Often businesses spend 95% of their time looking for the relevant data and only 5% of the time using it. This is neither efficient nor productive, and could quite conceivably lead to an organisation’s fall, or at the very least stagnation.
Hadoop for a long time was seen as the most effective solution software for tackling big data. Its function: to store and process big data in an easy, simple and fast manner. But is it the case any more?
As more and more businesses become reliant on big data to thrive and survive, software like Hadoop will become an increasingly valued commodity.
In its most unflattering form, Hadoop is defined on searchcloudcomputing.com as an open source, Java-based programming framework that supports the processing and storage of extremely large data sets in a distributed computing environment. It is part of the Apache project managed by the Apache Software Foundation.
This is an accurate and fair description, but it is hardly a love sonnet. Businesses that operate Hadoop will perhaps lean towards a more romantic view of the software that has made their business into a more efficient beast.
‘Hadoop is a unique architecture designed to enable organisations to gain new analytic insights and operational efficiencies,’ said Carole Murphy, product director for data security at HPE Security . ‘The resulting flexibility, performance and scalability are unprecedented.’
The platform has significant business benefits in storing and processing big data through, as Murphy reveals, ‘the use of multiple standard, low-cost, high-speed, parallel processing nodes operating on very large sets of data’.
Storing data is the first function Hadoop offers, as Forrester analyst Mike Gualtieri explains: ‘Hadoop lets you store files that are bigger than what can be stored on one particular node or server. So you can store very, very large files. It also lets you store many, many files.’
It allows a business to store data that was previously too expensive to keep. MapReduce is the second function of Hadoop, and processes the data or provides a framework to process the data. It is here where Hadoop excels.
Moving data over a network can be painfully slow. MapReduce, operating within Hadoop, provides the solution to this painstaking process by moving the processing software to the data – it operates from the inside.
In terms of how Hadoop works technically, Apache Software Foundation describes it as a framework that is designed to scale up from single servers to thousands of machines, each offering local computation and storage.

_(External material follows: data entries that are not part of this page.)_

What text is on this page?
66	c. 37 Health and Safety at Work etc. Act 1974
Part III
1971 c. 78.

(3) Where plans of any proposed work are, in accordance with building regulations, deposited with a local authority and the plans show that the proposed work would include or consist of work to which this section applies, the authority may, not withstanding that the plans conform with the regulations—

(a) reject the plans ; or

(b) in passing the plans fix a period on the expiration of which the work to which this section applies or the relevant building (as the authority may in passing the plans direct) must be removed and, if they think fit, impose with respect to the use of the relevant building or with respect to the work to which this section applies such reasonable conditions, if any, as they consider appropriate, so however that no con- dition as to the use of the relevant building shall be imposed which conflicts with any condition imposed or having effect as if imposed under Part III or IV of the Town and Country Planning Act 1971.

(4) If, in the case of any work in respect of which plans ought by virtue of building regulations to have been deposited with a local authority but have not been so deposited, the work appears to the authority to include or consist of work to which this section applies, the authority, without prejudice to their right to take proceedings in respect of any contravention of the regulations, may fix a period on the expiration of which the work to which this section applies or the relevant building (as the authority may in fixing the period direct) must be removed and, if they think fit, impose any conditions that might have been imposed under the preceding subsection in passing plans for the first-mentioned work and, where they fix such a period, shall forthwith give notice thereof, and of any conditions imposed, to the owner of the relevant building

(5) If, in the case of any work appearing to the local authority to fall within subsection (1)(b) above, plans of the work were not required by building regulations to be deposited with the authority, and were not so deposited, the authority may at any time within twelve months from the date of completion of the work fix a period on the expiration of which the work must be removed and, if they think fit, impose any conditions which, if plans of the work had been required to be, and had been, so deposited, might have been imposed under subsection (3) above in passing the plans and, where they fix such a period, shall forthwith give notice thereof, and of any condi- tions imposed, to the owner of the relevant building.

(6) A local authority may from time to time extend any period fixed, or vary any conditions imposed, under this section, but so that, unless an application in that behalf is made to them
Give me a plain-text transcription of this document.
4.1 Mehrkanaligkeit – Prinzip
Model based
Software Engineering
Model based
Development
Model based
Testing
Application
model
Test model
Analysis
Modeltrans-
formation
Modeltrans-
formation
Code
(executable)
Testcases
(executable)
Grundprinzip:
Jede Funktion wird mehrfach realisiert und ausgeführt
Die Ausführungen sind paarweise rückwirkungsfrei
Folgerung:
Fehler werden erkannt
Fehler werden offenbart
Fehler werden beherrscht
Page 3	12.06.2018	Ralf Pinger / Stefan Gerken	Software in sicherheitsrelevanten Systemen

Rather than relying on hardware to deliver high availability, the library itself is designed to detect and handle failures at the application layer, thereby delivering a highly available service on top of a cluster of computers, each of which may be prone to failures.
Again, this is not the most romantic or coherent – for those with a non-scientific background – description.
What is important, some would suggest, is not how it works, but what benefits it creates for businesses seeking to tap into big data.
Gaining the advantage
So, how important is tapping into the proverbial big data gold mine for businesses?
‘Imperative, if you will,’ Jules Damji, spark community evangelist at Databricks , told Information Age.
‘Data is everywhere, and it’s growing in velocity, volume and variety, in all sectors of business and in all industry verticals. Big data is the new competitive advantage, just as automation in manufacturing enables production at scale or just as IT innovation enables productivity at scale.